One unused to abandoned, hopeless Datsuns might at this point decide to run for one’s life and sanity, but Nino Karotta has seen his share of rust. His lovely white Datsun Gloria—which you may have seen leave its garage in this video—hadn’t exactly been a prom queen either at purchase. Besides, he has no plans to restore this car: it is meant as a donor vehicle for his 260Z, about to be transformed into a mean road racer.
He says the straight six engine could be scavenged.
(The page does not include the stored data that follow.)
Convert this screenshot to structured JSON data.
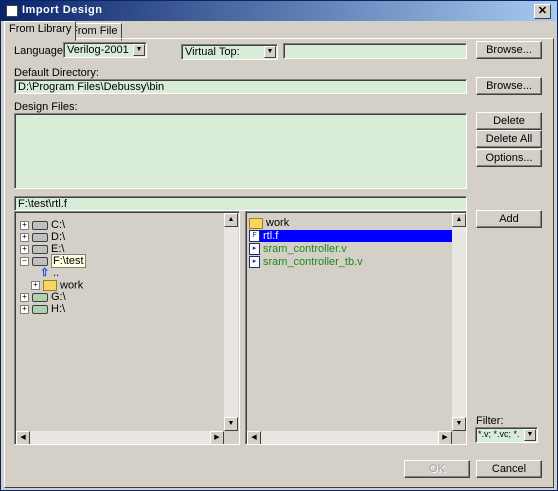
{
  "window": {
    "title": "Import Design"
  },
  "tabs": [
    {
      "label": "From Library",
      "active": true
    },
    {
      "label": "From File",
      "active": false
    }
  ],
  "language": {
    "label": "Language:",
    "value": "Verilog-2001"
  },
  "virtual_top": {
    "value": "Virtual Top:",
    "input_value": ""
  },
  "browse1": {
    "label": "Browse..."
  },
  "default_directory": {
    "label": "Default Directory:",
    "value": "D:\\Program Files\\Debussy\\bin"
  },
  "browse2": {
    "label": "Browse..."
  },
  "design_files": {
    "label": "Design Files:"
  },
  "buttons": {
    "delete": "Delete",
    "delete_all": "Delete All",
    "options": "Options...",
    "add": "Add",
    "ok": "OK",
    "cancel": "Cancel"
  },
  "path_field": {
    "value": "F:\\test\\rtl.f"
  },
  "tree": [
    {
      "label": "C:\\",
      "icon": "drive-icon"
    },
    {
      "label": "D:\\",
      "icon": "drive-icon"
    },
    {
      "label": "E:\\",
      "icon": "drive-icon"
    },
    {
      "label": "F:\\test",
      "icon": "drive-icon"
    },
    {
      "label": "..",
      "icon": "up-arrow-icon"
    },
    {
      "label": "work",
      "icon": "folder-icon"
    },
    {
      "label": "G:\\",
      "icon": "network-drive-icon"
    },
    {
      "label": "H:\\",
      "icon": "network-drive-icon"
    }
  ],
  "files": [
    {
      "label": "work",
      "icon": "folder-icon"
    },
    {
      "label": "rtl.f",
      "icon": "file-f-icon"
    },
    {
      "label": "sram_controller.v",
      "icon": "verilog-file-icon"
    },
    {
      "label": "sram_controller_tb.v",
      "icon": "verilog-file-icon"
    }
  ],
  "filter": {
    "label": "Filter:",
    "value": "*.v; *.vc; *."
  },
  "colors": {
    "field_bg": "#d8ecd8",
    "selection": "#0000ff",
    "file_text": "#1a8a1a"
  }
}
The transmission, too.
Tom motions me over for a quick word in private. “The state this car is in, the guy should pay and thank us to tow it from his property.”
I open the passenger door. It is musty and damp inside, littered with chewed-up bits of trash.
“How do you know?” I reply.
“Walnut shells dropped on the ground. They had made their home in the engine bay.”
Nino proceeds to buy the car.
Tom fetches the truck, only to find that front-wheel drive and a Datsun stuck in the earth on deflated tires equal wheelspin. A neighbor drives up in a 4×4 and hooks the car up. The Datsun begins to inch out of its neglected home for the last time.
Up on the hill, the ZX is detached from the 4×4. The heavy car is proving the be a bitch to load on the trailer bed. Men keep trickling in from the village to lend a hand. Kids follow. Then wives.
After ninety minutes of heaving and winching, the ZX is trailered and ready.
We say our goodbyes. Sóskút recedes in the rearview mirror.
“Did you pay actual money for your new Datsun?” I ask.
“Yes.”
“Let me guess—ninety thousand?” Tom offers a counterpoint:
“I sincerely hope no more than fifty.”
“It was originally listed for three hundred thousand,” Nino begins and we burst out laughing. “He had reduced that to one fifty. I offered him fifty. And we agreed on—”
Tom and I prepare for the worst.
“—seventy-nine thousand forints.”
The three of us crack up.
“Why seventy-nine?” I ask.
“I so didn’t want to pay eighty thousand.”
As we prepare to stop for food and gas, he adds:
“If the engine and the transmission are fine, it’s not such a bad deal.”
Not to mention the potential for squirrel jerky production.